For this reason, it shouldn’t be grown around children or pets. However, like jasmine, its sweet and floral scent helps keep squirrels away. It’s also relatively easy to care for.

Lily of the valley can be grown as ground cover, spreading up to 12 inches in height and width. It suits USDA zones 3-8 and prefers regular moisture.

Be aware that it can become invasive, spreading quickly via underground rhizomes. Check local regulations before planting this.

4. Daffodils

Daffodils signal the arrival of spring with their bright, sun-shaped flowers. Squirrels find the bulb, which contains the chemical lycorine, toxic.

Daffodils’ aroma is also unpleasant to them. Planting daffodils around plants you want to protect creates a defensive border. You can also cut and bring spare flowers inside for decoration.

Daffodils are easy to grow, enjoying sunny spots with well-drained soil. They suit USDA zones 4-8 and generally re-flower the next spring.

However, they are toxic to cats, dogs, and children. Avoid planting them if you have young or furry family members.

5. Peppermint

Peppermint’s fresh, minty smell is sharp enough to repel many pests, including squirrels. It also deters fruit flies, wasps, rodents, and spiders. Plus, you can use it in cooking. Mint is an effective pest repellent due to its intense aroma, with peppermint particularly potent.

Peppermint grows easily in USDA zones 3-11. It can become invasive if left to grow freely in soil, so it’s best to plant it in containers. Place these where needed to keep squirrels away.

6. Galanthus

Galanthus, or snowdrops, produces small, white flowers. Like the lily of the valley, it’s toxic to pets and children, especially the bulb. If you have young or unsupervised family members, avoid planting this. Snowdrops thrive in colder winters and suit USDA zones 3-7.
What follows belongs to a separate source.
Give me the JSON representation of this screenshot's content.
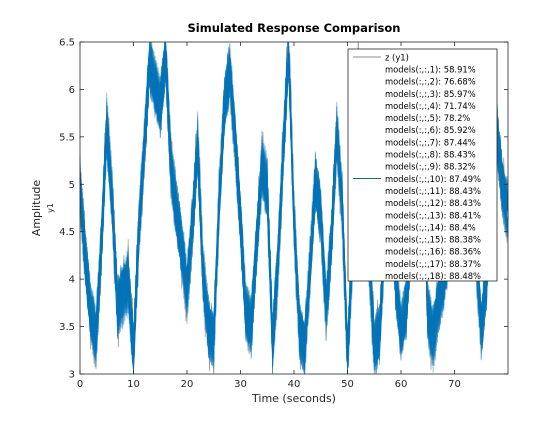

Galanthus flowers early in the year and can even push through snow. The blooms fade in late spring, and the plant remains dormant until the next year. The bulbs are toxic to squirrels and other pests, making them useful in a pest-prone yard. Water your snowdrops regularly as conditions warm. Plant bulbs in the fall to flower by the following spring.

7. Geraniums

Geraniums are great for a squirrel-proof yard. These plants produce blooms in colors from purple to red to pink. It’s the fragrance, not the color, that repels squirrels.

Geraniums have a citrus-rose scent that squirrels dislike. These plants are easy to grow and commonly found, making their repelling qualities widely used.

Geraniums thrive in USDA zones 3-9, ideally in full sun with moist, well-draining soil. They can flower from spring to fall, providing squirrel-repellent properties for most of the year. You can also overwinter geraniums for blooms again the next year.